Gilles and Esther Labelle became acquainted with miniature horses about 15 years ago when they were en route to a rodeo in Saskatoon and decided to make a slight detour to attend an exotic animal sale at the local auction.
The couple never made it to the rodeo, but three miniature horses came home with them to their acreage near Grandora, Saskatchewan that evening.
The Labelles were already breeding, raising and training Morgan horses, selling them across Canada and the United States. They then began reading up on miniatures and started training them for ground driving. As the herd size increased, they were readily able to sell some of the minis, particularly those trained for agility and driving, and today their reputation for raising well-mannered and well-cared-for horses continues to grow.
“It starts with human contact the day they’re born,” says Esther. She keeps records of when the mares are bred, and as it gets close to their due date, she prepares a maternity ward in the barn complete with several cameras. Television monitors, connected to the cameras, are set up in a trailer nearby so she can keep an eye on the expectant mothers at night. “I can tell by their breathing when they’re going into labour. I’m a light sleeper, so I pick it up right away.”
Esther spends the first couple of hours bonding with the newborn foal and its mother. “With human contact and working with the animals, they develop that trust in you and do anything you want.”
The Labelles use the method of least resistance. This means that when training the horse, the handler is continually reading the animal and responding accordingly. “When you want them to do something, you make it easy; when you don’t want them to do something, you make it awkward. They want to please you,” Gilles says.
“Every horse has his or her own personality. One will take to training really quickly, another not so quick. You have to be consistent and persistent. If you tell the horse one day he can’t do this, but the next day you allow it and the day after that you punish him, the horse becomes totally confused.
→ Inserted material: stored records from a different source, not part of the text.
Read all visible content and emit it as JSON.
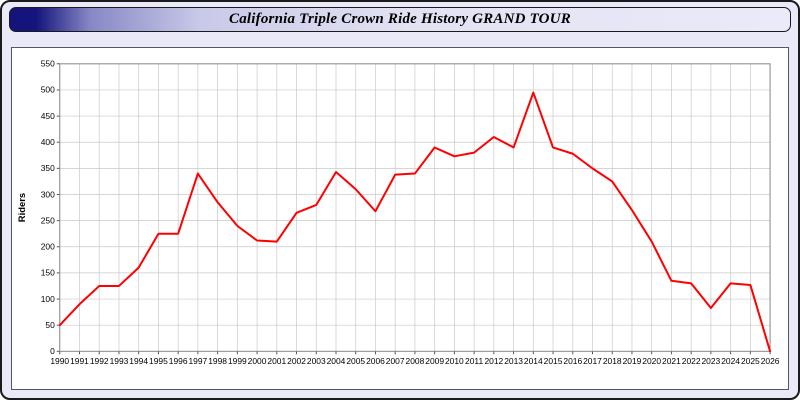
{
  "title": "California Triple Crown Ride History GRAND TOUR",
  "chart_data": {
    "type": "line",
    "title": "California Triple Crown Ride History GRAND TOUR",
    "xlabel": "",
    "ylabel": "Riders",
    "ylim": [
      0,
      550
    ],
    "ytick_step": 50,
    "grid": true,
    "legend_position": "none",
    "line_color": "#ff0000",
    "grid_color": "#c9c9c9",
    "years": [
      1990,
      1991,
      1992,
      1993,
      1994,
      1995,
      1996,
      1997,
      1998,
      1999,
      2000,
      2001,
      2002,
      2003,
      2004,
      2005,
      2006,
      2007,
      2008,
      2009,
      2010,
      2011,
      2012,
      2013,
      2014,
      2015,
      2016,
      2017,
      2018,
      2019,
      2020,
      2021,
      2022,
      2023,
      2024,
      2025,
      2026
    ],
    "values": [
      50,
      90,
      125,
      125,
      160,
      225,
      225,
      340,
      285,
      240,
      212,
      210,
      265,
      280,
      343,
      310,
      268,
      338,
      340,
      390,
      373,
      380,
      410,
      390,
      495,
      390,
      378,
      350,
      325,
      270,
      210,
      135,
      130,
      83,
      130,
      127,
      0
    ]
  }
}
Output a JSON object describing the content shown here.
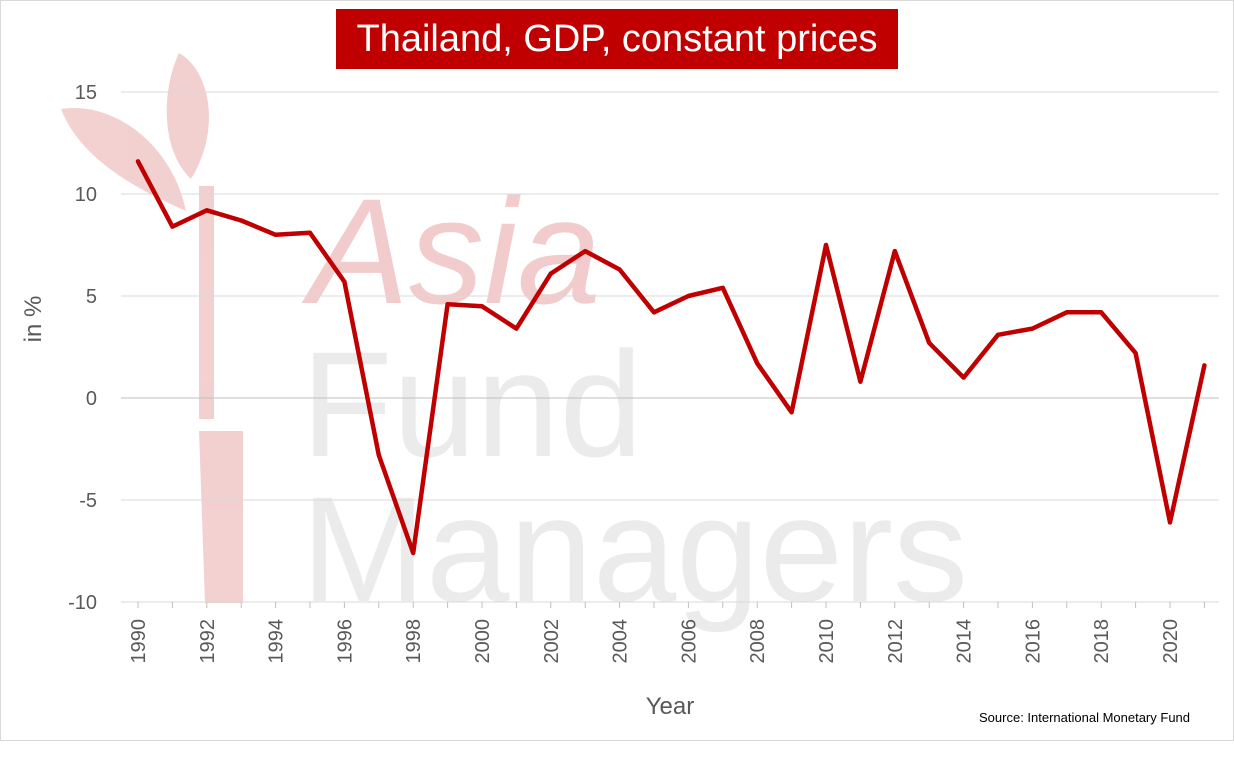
{
  "watermark": {
    "line1": "Asia",
    "line2": "Fund",
    "line3": "Managers"
  },
  "source_text": "Source: International Monetary Fund",
  "colors": {
    "line": "#c00000",
    "title_bg": "#c00000",
    "grid": "#d9d9d9",
    "watermark_pink": "#f2cccc",
    "watermark_gray": "#ebebeb"
  },
  "chart_data": {
    "type": "line",
    "title": "Thailand, GDP, constant prices",
    "xlabel": "Year",
    "ylabel": "in %",
    "ylim": [
      -10,
      15
    ],
    "yticks": [
      15,
      10,
      5,
      0,
      -5,
      -10
    ],
    "xticks": [
      1990,
      1992,
      1994,
      1996,
      1998,
      2000,
      2002,
      2004,
      2006,
      2008,
      2010,
      2012,
      2014,
      2016,
      2018,
      2020
    ],
    "grid": true,
    "x": [
      1990,
      1991,
      1992,
      1993,
      1994,
      1995,
      1996,
      1997,
      1998,
      1999,
      2000,
      2001,
      2002,
      2003,
      2004,
      2005,
      2006,
      2007,
      2008,
      2009,
      2010,
      2011,
      2012,
      2013,
      2014,
      2015,
      2016,
      2017,
      2018,
      2019,
      2020,
      2021
    ],
    "series": [
      {
        "values": [
          11.6,
          8.4,
          9.2,
          8.7,
          8.0,
          8.1,
          5.7,
          -2.8,
          -7.6,
          4.6,
          4.5,
          3.4,
          6.1,
          7.2,
          6.3,
          4.2,
          5.0,
          5.4,
          1.7,
          -0.7,
          7.5,
          0.8,
          7.2,
          2.7,
          1.0,
          3.1,
          3.4,
          4.2,
          4.2,
          2.2,
          -6.1,
          1.6
        ]
      }
    ]
  }
}
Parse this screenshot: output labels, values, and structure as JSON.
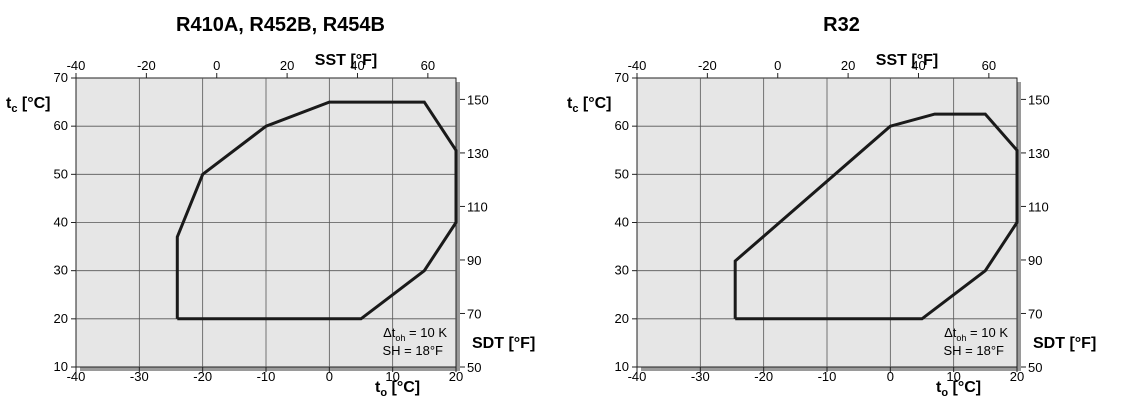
{
  "chart_data": [
    {
      "type": "line",
      "title": "R410A, R452B, R454B",
      "xlabel_sub": "t",
      "xlabel_subscript": "o",
      "xlabel_unit": " [°C]",
      "ylabel_sub": "t",
      "ylabel_subscript": "c",
      "ylabel_unit": " [°C]",
      "top_axis_label": "SST [°F]",
      "right_axis_label": "SDT [°F]",
      "xlim": [
        -40,
        20
      ],
      "ylim": [
        10,
        70
      ],
      "x_ticks": [
        "-40",
        "-30",
        "-20",
        "-10",
        "0",
        "10",
        "20"
      ],
      "y_ticks": [
        "10",
        "20",
        "30",
        "40",
        "50",
        "60",
        "70"
      ],
      "top_ticks": [
        "-40",
        "-20",
        "0",
        "20",
        "40",
        "60"
      ],
      "right_ticks": [
        "50",
        "70",
        "90",
        "110",
        "130",
        "150"
      ],
      "grid": true,
      "annotation_line1_prefix": "Δt",
      "annotation_line1_sub": "oh",
      "annotation_line1_suffix": " = 10 K",
      "annotation_line2": "SH = 18°F",
      "series": [
        {
          "x": [
            -24,
            -24,
            -20,
            -10,
            0,
            15,
            20,
            20,
            15,
            5,
            -24
          ],
          "y": [
            20,
            37,
            50,
            60,
            65,
            65,
            55,
            40,
            30,
            20,
            20
          ]
        }
      ]
    },
    {
      "type": "line",
      "title": "R32",
      "xlabel_sub": "t",
      "xlabel_subscript": "o",
      "xlabel_unit": " [°C]",
      "ylabel_sub": "t",
      "ylabel_subscript": "c",
      "ylabel_unit": " [°C]",
      "top_axis_label": "SST [°F]",
      "right_axis_label": "SDT [°F]",
      "xlim": [
        -40,
        20
      ],
      "ylim": [
        10,
        70
      ],
      "x_ticks": [
        "-40",
        "-30",
        "-20",
        "-10",
        "0",
        "10",
        "20"
      ],
      "y_ticks": [
        "10",
        "20",
        "30",
        "40",
        "50",
        "60",
        "70"
      ],
      "top_ticks": [
        "-40",
        "-20",
        "0",
        "20",
        "40",
        "60"
      ],
      "right_ticks": [
        "50",
        "70",
        "90",
        "110",
        "130",
        "150"
      ],
      "grid": true,
      "annotation_line1_prefix": "Δt",
      "annotation_line1_sub": "oh",
      "annotation_line1_suffix": " = 10 K",
      "annotation_line2": "SH = 18°F",
      "series": [
        {
          "x": [
            -24.5,
            -24.5,
            0,
            7,
            15,
            20,
            20,
            15,
            5,
            -24.5
          ],
          "y": [
            20,
            32,
            60,
            62.5,
            62.5,
            55,
            40,
            30,
            20,
            20
          ]
        }
      ]
    }
  ]
}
“Also, if you tell the horse, ‘you’re going on the right-hand side of that pylon,’ stick with it, whether it takes five minutes or five hours, he’s got to go on the right-hand side. You have to be proactive; you can’t be reacting to the horse. They are very good at reading your body language,” Gilles says.
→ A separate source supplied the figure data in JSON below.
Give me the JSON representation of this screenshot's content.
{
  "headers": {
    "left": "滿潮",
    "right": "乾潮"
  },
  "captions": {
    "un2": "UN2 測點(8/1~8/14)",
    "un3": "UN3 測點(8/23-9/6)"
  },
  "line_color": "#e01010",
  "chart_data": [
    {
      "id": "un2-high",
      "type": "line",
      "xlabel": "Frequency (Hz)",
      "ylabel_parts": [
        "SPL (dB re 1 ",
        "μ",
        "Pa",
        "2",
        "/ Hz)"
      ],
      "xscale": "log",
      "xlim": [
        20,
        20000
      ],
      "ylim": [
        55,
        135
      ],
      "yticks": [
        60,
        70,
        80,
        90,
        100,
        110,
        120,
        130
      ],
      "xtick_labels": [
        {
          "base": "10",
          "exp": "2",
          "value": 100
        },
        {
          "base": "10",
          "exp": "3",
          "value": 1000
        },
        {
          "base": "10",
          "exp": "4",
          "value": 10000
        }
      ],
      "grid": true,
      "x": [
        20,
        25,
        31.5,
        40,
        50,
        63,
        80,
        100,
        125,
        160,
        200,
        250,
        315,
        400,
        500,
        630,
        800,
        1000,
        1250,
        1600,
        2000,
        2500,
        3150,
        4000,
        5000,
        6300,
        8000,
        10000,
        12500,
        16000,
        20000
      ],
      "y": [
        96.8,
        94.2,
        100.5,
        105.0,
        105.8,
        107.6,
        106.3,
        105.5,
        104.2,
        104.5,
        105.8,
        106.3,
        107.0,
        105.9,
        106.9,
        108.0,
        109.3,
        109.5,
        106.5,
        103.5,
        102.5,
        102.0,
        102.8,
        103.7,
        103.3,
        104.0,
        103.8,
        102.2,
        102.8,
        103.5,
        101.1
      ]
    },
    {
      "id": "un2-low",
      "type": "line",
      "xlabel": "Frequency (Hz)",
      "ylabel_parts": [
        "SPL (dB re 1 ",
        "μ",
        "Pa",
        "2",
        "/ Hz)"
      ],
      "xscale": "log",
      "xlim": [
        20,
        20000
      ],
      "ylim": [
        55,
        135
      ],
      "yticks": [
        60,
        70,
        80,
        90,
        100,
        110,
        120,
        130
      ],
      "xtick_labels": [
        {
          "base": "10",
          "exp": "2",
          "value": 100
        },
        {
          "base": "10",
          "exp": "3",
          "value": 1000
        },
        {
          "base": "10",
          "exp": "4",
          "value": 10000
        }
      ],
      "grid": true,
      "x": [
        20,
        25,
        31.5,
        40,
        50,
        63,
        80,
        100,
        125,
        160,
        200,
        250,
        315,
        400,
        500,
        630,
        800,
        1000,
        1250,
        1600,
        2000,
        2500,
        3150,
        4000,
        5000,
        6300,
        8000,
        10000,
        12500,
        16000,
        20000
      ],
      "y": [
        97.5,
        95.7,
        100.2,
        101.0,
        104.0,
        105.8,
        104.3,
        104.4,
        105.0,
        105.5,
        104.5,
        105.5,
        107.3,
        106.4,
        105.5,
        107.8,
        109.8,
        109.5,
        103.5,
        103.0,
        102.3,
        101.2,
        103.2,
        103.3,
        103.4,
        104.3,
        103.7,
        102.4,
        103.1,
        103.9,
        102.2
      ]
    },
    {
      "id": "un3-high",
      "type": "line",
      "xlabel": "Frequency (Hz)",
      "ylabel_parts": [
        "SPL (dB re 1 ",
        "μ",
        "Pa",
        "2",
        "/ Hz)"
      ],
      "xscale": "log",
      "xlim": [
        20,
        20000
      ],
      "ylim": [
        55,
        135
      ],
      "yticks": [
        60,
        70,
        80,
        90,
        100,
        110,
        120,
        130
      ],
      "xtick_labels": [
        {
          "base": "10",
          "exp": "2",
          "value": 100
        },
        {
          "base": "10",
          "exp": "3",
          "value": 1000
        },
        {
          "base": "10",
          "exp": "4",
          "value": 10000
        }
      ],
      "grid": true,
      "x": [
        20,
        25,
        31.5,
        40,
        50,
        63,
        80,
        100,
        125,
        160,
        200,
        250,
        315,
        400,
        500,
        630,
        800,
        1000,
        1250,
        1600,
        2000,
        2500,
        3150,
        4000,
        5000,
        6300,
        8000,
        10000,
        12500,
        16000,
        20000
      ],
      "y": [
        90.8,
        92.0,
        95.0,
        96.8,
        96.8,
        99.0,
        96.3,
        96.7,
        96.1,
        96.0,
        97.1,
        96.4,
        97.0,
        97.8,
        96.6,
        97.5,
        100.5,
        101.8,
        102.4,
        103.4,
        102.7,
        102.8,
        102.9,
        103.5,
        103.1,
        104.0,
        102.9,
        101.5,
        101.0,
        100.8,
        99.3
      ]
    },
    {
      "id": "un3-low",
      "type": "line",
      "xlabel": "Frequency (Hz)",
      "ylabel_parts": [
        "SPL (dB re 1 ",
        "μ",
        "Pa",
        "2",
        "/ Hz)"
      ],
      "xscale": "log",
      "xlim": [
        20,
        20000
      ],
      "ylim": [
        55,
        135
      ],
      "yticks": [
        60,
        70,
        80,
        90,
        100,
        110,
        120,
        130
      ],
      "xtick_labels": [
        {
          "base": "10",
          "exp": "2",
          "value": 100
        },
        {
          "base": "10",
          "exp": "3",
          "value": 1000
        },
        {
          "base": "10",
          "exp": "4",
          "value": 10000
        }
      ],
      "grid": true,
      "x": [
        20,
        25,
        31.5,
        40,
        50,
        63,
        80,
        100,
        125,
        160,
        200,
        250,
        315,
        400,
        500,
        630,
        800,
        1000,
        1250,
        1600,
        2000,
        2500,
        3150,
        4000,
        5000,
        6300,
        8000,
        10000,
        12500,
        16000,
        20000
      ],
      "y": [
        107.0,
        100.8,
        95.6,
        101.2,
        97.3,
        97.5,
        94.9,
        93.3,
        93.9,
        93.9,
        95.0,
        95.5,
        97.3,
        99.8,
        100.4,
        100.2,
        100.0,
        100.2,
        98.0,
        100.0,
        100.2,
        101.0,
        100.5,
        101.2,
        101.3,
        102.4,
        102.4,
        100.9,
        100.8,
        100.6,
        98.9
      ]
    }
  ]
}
Miniature horses are hardy and adaptable. They are dewormed spring and fall, and immunized every spring for eastern and western swamp fever and tetanus. Gilles does the hoof trimming. He also builds much of his own equipment, such as eveners, poles, neck yokes, racks for the wagons, and runners for the sleighs.
The Labelles are members of the American Miniature Horse Registry and the American Miniature Horse Association. They take the horses to functions such as the Equine Expo and parades, but do not participate in horse shows. “We’re not in it for the competition. We want to be involved with them for the fun of it, and entertain people to also enjoy them,” says Esther.
The Labelles were instrumental in establishing the province’s first Fun Time Miniature Horse Club. The club, geared for children, has a membership of about 50, half of which are children.
“Working with horses is both relaxing and satisfying. When I was still working off the farm, I’d come home after a bad day, and the horses just totally changed my outlook. They never talk back or get angry with you,” says Esther.